The aboriginal people of Australia have a history in the country that starts at least 30,000 years ago. Possibly as long as 60,000 years ago. They are believed to have been among the very the first diasporas out of Africa.

Just think about that. We’d been confined to a single continent for all of human history. And this group invented migration and sea-crossing and got to Australia. They probably went via Asia, but on the other hand there’s no genetic evidence for them spending any time in that continent.

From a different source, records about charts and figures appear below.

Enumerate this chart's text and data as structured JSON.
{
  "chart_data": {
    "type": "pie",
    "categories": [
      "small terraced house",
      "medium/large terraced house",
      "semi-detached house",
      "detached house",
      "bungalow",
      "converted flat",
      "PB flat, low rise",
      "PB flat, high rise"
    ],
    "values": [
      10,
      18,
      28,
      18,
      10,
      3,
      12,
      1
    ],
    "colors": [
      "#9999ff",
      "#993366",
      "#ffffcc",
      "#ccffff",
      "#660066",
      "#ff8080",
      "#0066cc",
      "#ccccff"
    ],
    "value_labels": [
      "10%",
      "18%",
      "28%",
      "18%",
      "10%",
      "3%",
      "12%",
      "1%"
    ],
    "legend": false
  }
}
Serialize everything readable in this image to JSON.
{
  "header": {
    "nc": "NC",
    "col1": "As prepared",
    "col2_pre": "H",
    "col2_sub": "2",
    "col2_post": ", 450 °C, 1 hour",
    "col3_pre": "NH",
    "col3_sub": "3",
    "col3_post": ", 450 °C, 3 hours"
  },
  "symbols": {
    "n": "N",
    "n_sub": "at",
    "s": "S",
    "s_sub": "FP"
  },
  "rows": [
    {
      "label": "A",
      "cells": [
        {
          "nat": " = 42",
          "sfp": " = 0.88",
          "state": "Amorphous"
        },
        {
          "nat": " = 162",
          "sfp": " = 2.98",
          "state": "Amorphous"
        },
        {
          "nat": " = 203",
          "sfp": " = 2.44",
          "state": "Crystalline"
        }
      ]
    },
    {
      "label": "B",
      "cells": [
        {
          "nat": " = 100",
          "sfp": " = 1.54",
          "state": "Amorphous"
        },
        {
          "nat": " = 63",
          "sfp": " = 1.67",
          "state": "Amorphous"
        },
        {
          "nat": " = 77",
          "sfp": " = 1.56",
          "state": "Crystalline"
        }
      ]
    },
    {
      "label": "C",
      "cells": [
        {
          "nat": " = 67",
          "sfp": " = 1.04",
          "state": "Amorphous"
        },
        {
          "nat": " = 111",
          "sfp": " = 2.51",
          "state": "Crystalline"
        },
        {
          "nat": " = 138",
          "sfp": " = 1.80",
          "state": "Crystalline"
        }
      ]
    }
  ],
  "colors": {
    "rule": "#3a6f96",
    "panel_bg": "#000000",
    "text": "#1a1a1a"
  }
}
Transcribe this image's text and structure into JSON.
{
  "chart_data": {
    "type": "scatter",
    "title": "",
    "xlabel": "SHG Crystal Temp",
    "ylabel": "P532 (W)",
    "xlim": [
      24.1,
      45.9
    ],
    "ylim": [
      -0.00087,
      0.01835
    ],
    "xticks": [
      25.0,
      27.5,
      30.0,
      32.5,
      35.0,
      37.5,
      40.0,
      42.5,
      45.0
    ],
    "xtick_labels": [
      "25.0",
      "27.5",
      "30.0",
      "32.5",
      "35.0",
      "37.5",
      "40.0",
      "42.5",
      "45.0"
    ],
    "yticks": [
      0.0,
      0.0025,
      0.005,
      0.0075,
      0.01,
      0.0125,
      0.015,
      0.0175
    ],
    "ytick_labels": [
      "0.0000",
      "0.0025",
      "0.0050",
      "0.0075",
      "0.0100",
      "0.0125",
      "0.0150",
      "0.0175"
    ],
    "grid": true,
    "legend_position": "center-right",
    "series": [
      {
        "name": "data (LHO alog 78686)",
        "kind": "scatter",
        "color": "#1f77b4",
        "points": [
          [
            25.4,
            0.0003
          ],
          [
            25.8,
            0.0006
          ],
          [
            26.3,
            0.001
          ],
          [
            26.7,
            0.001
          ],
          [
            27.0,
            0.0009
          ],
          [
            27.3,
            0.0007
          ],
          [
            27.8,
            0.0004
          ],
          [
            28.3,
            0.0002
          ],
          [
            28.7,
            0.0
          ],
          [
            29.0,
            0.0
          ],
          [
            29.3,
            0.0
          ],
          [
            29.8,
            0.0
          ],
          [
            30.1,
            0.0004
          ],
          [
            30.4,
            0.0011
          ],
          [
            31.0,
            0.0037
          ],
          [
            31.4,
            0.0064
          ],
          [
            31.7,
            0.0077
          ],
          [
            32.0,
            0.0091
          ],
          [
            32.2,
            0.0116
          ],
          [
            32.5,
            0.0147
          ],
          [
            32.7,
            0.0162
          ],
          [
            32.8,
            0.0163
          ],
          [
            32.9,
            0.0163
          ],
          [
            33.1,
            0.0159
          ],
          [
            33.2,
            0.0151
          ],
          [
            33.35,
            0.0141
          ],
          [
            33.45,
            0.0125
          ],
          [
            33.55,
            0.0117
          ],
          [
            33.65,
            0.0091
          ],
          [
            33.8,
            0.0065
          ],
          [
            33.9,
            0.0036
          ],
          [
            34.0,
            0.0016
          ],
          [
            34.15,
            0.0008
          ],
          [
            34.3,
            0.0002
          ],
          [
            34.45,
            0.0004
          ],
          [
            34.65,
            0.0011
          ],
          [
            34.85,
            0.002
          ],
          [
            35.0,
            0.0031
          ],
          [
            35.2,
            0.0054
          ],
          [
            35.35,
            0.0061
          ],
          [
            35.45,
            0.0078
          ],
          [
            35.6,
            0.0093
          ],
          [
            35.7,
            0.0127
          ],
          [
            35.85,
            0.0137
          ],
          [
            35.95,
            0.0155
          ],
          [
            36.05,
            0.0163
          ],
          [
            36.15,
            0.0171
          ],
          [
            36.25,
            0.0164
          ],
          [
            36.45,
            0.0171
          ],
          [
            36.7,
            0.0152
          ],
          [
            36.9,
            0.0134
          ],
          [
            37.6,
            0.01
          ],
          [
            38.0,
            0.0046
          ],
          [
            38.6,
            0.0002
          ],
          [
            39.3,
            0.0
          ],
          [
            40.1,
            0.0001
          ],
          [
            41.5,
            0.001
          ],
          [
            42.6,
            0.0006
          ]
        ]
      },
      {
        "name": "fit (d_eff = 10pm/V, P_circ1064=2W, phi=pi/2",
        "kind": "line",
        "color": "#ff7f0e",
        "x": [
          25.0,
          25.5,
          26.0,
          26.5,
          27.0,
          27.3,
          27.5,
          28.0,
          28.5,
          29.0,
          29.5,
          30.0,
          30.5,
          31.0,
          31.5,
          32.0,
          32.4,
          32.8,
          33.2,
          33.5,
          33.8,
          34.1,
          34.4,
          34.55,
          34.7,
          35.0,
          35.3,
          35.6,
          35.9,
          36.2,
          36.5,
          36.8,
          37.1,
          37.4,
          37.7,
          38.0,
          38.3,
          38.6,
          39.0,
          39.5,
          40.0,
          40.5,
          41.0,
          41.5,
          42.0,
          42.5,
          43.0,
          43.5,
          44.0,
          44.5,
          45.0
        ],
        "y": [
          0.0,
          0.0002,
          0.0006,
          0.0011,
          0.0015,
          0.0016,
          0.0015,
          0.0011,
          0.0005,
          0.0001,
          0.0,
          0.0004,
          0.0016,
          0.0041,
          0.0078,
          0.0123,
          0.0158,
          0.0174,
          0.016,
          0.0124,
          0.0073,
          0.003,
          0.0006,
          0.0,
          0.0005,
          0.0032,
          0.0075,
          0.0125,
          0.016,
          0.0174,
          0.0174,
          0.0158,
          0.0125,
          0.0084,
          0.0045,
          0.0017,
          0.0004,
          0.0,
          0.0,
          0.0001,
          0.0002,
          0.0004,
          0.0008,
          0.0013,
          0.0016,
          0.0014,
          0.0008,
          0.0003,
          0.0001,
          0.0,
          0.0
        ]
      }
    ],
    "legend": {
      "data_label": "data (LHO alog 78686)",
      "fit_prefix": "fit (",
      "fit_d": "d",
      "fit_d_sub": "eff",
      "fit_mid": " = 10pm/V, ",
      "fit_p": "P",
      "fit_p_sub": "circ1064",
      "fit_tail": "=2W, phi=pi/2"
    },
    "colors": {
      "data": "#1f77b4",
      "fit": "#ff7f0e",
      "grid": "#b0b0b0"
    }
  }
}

It hardly seems plausible they just sailed from the Somali coat heading east across the vast India Ocean with their fingers crossed they’d hit land, hundreds of thousands of years before sea-going was even A Thing. But then the idea of this band going the long way round – across desert, mountain, sea and jungle; through Western Asia, then the entire India sub-continent and then hopping from island to island – hardly seems possible either.

Nevertheless, they made the journey.

No one survives that, and then goes on to thrive in Australia (which is well documented as being a hostile landscape even today) by luck. These were sophisticated people.

Aboriginal people know what they’re about. They saw the world before most people knew there was a word to see. If they say there were giant kangaroos, there were giant kangaroos.